Via Languag Log, which is mentioned in the article, a great piece in The Economist on the use of the internet to do linguistics research:

Linguists must often correct lay people’s misconceptions of what they do. Their job is not to be experts in correct” grammar, ready at any moment to smack your wrist for a split infinitive. What they seek are the underlying rules of how language works in the minds and mouths of its users. In the common shorthand, linguistics is descriptive, not prescriptive. What actually sounds right and wrong to people, what they actually write and say, is the linguist’s raw material.

But that raw material is surprisingly elusive. Getting people to speak naturally in a controlled study is hard. Eavesdropping is difficult, time-consuming and invasive of privacy. …

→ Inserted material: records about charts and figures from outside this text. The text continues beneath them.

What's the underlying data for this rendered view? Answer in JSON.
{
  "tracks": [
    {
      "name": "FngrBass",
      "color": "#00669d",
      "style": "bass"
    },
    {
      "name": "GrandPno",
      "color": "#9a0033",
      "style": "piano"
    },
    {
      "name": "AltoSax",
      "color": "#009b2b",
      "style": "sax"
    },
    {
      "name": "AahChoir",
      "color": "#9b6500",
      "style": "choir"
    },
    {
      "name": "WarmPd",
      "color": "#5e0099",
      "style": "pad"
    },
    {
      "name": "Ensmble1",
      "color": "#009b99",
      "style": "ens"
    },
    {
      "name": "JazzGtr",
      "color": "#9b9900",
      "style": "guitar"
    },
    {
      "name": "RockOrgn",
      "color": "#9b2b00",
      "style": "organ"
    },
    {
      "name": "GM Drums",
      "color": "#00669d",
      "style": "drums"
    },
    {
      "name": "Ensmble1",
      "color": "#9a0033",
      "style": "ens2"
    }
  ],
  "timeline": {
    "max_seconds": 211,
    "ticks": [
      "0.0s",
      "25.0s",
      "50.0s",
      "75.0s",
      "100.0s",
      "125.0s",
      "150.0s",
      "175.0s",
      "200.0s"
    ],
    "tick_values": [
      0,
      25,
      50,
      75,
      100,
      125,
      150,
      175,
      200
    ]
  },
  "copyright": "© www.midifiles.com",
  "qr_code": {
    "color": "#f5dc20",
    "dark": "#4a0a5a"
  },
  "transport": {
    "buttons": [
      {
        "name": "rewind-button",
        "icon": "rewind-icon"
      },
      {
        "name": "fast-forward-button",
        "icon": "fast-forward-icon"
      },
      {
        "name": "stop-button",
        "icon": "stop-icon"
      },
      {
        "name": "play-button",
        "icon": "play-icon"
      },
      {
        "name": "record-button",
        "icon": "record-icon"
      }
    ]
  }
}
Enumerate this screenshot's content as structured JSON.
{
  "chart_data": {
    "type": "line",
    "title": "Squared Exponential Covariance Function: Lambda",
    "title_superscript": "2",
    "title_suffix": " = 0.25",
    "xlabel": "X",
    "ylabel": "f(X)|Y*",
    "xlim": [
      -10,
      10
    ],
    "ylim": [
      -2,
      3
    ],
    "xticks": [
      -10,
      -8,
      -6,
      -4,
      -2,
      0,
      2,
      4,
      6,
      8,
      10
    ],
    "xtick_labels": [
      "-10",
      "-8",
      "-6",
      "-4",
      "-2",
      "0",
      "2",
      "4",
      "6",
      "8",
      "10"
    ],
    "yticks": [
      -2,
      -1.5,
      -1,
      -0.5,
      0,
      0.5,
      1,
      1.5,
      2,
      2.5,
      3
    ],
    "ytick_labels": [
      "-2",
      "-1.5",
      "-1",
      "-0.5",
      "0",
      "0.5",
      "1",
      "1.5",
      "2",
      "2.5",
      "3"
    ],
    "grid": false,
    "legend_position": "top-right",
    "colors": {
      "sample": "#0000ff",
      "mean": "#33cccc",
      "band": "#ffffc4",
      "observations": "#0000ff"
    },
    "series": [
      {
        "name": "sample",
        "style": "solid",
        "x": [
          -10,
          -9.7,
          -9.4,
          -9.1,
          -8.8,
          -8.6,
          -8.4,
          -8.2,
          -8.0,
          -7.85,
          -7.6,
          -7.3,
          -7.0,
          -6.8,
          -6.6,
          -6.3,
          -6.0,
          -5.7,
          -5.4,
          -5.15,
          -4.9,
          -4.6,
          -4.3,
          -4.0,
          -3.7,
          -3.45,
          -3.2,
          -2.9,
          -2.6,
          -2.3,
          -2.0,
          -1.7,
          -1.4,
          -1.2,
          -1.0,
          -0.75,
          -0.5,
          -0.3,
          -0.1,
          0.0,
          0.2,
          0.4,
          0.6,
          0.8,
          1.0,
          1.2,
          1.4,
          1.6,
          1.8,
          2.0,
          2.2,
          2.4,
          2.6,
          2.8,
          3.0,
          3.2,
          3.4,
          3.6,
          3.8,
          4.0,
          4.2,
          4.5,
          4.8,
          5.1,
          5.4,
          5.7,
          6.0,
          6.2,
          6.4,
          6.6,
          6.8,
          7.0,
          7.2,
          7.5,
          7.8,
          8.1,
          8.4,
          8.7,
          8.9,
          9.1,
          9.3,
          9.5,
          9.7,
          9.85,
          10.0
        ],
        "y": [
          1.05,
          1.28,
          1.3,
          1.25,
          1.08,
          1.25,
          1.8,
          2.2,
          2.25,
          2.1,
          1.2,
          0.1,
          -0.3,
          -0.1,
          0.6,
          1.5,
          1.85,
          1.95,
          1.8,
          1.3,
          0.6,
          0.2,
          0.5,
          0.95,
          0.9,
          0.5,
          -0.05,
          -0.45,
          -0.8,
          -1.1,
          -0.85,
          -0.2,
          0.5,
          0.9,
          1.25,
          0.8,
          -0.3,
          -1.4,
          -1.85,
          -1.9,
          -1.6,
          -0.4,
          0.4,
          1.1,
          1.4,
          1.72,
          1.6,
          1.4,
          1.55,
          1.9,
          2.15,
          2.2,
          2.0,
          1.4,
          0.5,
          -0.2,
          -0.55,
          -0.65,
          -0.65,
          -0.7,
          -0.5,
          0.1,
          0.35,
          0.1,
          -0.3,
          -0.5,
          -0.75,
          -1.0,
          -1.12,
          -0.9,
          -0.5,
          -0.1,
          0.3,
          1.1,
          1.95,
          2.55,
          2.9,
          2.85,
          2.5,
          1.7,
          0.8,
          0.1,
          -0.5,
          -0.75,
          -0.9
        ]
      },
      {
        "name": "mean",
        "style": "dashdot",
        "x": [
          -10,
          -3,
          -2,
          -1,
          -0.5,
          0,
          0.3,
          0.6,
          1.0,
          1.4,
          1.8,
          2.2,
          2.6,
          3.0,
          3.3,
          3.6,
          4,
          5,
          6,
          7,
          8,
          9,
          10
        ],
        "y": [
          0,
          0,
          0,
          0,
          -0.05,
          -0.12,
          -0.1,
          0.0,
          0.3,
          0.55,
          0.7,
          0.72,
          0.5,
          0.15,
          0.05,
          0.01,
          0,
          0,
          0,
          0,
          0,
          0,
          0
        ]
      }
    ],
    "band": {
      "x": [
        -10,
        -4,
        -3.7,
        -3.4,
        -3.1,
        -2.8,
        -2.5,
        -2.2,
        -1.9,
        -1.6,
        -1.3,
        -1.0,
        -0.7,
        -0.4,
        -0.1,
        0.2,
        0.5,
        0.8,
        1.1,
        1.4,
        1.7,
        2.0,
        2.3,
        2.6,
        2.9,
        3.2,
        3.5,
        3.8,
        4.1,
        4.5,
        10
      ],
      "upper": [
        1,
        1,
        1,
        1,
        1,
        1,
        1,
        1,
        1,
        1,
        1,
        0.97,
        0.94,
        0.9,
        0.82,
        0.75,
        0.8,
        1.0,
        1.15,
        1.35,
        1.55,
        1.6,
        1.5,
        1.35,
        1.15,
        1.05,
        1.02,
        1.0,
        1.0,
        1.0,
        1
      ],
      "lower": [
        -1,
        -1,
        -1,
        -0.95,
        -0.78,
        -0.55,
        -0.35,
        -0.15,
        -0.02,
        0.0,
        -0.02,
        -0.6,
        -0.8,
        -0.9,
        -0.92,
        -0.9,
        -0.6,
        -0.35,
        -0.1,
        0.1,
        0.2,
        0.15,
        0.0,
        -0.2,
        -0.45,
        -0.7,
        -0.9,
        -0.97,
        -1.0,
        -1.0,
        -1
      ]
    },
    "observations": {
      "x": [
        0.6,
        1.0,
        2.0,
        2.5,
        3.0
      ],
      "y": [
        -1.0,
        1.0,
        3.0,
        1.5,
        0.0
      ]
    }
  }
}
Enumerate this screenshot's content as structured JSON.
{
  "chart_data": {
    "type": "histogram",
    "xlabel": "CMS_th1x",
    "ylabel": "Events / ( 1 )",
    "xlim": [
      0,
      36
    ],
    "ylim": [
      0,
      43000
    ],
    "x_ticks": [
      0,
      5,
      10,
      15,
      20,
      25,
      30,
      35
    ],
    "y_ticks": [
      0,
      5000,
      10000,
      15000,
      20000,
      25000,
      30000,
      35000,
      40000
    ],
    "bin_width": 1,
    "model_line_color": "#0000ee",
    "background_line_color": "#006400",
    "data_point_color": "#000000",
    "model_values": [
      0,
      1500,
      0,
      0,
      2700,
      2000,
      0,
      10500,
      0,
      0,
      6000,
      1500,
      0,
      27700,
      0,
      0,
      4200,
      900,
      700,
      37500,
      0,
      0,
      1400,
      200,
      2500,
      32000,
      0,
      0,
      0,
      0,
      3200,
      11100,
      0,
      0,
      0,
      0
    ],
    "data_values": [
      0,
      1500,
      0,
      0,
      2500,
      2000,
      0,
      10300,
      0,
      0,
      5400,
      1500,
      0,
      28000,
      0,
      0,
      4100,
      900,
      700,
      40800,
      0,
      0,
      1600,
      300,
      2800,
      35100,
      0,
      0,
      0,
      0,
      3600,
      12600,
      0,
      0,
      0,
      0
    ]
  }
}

Linguists, however, are slowly coming to discover the joys of a free and searchable corpus of maybe 10 trillion words that is available to anyone with an internet connection: the world wide web. The trend, predictably enough, is prevalent on the internet itself. For example, a group of linguists write informally on a weblog called Language Log. There, they use Google to discuss the frequency of non-standard usages such as far from” as an adverb (“He far from succeeded”), as opposed to more standard usages such as He didn’t succeed—far from it”. A search of the blog itself shows that 354 Language Log pages use the word Google”. The blog’s authors clearly rely heavily on it.

The article goes on to describe some of the problems associated with using Google as a corpus, such as the inclusion of syntactically correct but meaningless verbiage” by web sites trying to score higher on Google searches. Mark Liberman says that these sites actually hire computational linguists to do this for them! The article also has a link to the Linguist’s Search Engine — a site which allows for searches by syntactic structure. I wonder if Google will eventually offer such a service themselves? corpus.google.com”? (Apologies to those who thought this post was actually announcing such a service.)

UPDATE: But is Google’s search feature broken? Only if the numbers are too large.